2000-10-05 第七十一夜。 「湖」

 
 ある曇った暗い朝、遠足に出発する。
 湖畔に廻らされた廻廊を歩いていくのだが、紅柄(べんがら)を塗ったこの鉄の廻廊には幾度かの記憶がある。そうだ、父が旅先で倒れたと報らされて母と姉と共に病院に急いだのも確かにこの道だった。
 暗く狭い廻廊の床に設えられた鉄板はところどころ塗料が剥げ落ちて荒い赤錆が毛羽立ち、響く靴音の重さによってその下に湖水が近いことが窺える。廻廊の天井には床と同じ鉄板が設えられ、右手には黒く濡れた岩肌、左の、湖に面した側には丈夫な鉄の網が張られている。
 陰気な行進は続くが、これがいったいどこを目指す遠足なのかはわからない。ただ、一行が通り過ぎたあとあとには必ず何者かによって廻廊の鉄の扉が一つまた一つ閉ざされる音が響き、少なくとも今来た道を戻ることは決してできないことが知らされる。
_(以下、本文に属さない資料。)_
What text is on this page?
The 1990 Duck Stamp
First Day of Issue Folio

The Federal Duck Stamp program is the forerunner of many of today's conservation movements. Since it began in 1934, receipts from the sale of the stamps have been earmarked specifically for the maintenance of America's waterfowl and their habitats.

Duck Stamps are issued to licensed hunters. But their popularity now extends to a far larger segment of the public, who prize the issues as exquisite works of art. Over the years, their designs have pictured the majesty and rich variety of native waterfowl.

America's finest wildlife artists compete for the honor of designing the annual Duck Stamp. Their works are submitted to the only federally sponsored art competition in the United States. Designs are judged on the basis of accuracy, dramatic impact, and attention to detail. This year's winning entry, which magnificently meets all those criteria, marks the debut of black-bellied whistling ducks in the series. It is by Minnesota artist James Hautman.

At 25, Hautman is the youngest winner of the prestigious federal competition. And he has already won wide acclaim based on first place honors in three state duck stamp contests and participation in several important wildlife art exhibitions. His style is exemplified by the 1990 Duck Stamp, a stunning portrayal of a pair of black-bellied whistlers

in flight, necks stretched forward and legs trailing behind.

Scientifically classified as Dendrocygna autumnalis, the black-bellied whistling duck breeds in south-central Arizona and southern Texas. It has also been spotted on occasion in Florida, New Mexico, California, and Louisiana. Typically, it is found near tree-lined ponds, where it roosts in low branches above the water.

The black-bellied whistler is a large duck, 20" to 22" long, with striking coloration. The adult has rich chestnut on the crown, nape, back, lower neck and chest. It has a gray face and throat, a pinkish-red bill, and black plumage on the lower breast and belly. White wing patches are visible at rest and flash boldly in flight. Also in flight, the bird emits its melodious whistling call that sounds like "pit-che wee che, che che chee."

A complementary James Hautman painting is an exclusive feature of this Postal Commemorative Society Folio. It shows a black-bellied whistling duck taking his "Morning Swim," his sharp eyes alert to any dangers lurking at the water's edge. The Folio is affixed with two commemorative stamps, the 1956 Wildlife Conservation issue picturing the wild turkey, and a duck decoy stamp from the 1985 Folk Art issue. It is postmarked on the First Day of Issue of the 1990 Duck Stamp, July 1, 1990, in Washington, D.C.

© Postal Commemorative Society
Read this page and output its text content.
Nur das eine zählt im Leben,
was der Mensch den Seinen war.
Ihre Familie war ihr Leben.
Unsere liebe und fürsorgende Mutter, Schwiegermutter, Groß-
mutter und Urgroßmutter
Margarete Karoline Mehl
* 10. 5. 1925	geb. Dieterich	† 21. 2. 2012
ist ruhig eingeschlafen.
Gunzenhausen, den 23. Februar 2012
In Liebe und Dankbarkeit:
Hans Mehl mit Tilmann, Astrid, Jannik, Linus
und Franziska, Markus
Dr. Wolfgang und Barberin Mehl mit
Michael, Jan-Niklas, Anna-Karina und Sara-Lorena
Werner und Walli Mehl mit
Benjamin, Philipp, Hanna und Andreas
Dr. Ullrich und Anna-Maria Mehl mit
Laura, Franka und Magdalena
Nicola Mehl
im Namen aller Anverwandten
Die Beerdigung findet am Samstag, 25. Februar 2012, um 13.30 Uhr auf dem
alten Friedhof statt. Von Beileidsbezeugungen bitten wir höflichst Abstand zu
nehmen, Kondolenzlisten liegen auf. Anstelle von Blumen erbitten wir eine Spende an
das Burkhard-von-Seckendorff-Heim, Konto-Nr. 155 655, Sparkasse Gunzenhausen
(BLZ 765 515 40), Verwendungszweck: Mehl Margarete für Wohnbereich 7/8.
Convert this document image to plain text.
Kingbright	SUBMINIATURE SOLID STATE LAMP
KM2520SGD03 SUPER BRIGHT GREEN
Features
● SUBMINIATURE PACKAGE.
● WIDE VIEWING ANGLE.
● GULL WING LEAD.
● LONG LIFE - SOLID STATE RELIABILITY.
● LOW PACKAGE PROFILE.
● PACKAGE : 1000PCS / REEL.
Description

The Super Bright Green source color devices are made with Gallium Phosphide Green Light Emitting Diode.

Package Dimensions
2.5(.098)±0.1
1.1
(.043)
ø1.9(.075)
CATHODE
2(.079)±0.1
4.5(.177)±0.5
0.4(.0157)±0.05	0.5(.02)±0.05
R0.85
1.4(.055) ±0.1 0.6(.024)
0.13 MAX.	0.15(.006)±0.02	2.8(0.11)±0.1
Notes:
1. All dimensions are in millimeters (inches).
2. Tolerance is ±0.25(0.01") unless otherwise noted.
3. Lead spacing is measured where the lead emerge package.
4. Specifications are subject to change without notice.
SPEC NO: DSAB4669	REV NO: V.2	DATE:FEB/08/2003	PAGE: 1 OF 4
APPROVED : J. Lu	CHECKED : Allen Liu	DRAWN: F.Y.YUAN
 やがて廻廊は少しだけ開かれた草地に出て途切れ、行列は無言のままに一人ずつ小さな木造りのトロッコに乗り込んでは膝を曲げて座る。やがて鎖が解かれ、トロッコは、湖の内奥に向けて、水面に見えるか見えないかの高さに敷き渡された長方形の石台の上をごろごろと頼りなく進み始める。
 あたりは夕暮れの気配に包まれ、湖面の果ては陽の消えた空につながって、その、仄かに白光を肌射す蒼ざめた薄絹の闇空は裏地に蠢く毒々しいまでの紅を思わせて妖しい。その闇を背に、竹竿を突いてはトロッコを操る青年のくきりとした影の向こう、石台は湖面の中央を指してまっすぐに伸び続き、やがて岸辺がどの方角にも見えなくなるあたりでしゃっきりと直角に折れ曲がる。
 いつもながらこの角は恐ろしい。いくつか数珠つなぎになったトロッコの小さな車輪のうちどれか一つでも石台を滑り落ちれば最期なのだ。黒々とうねる湖水は浸す指に絡むように重く、生温かい。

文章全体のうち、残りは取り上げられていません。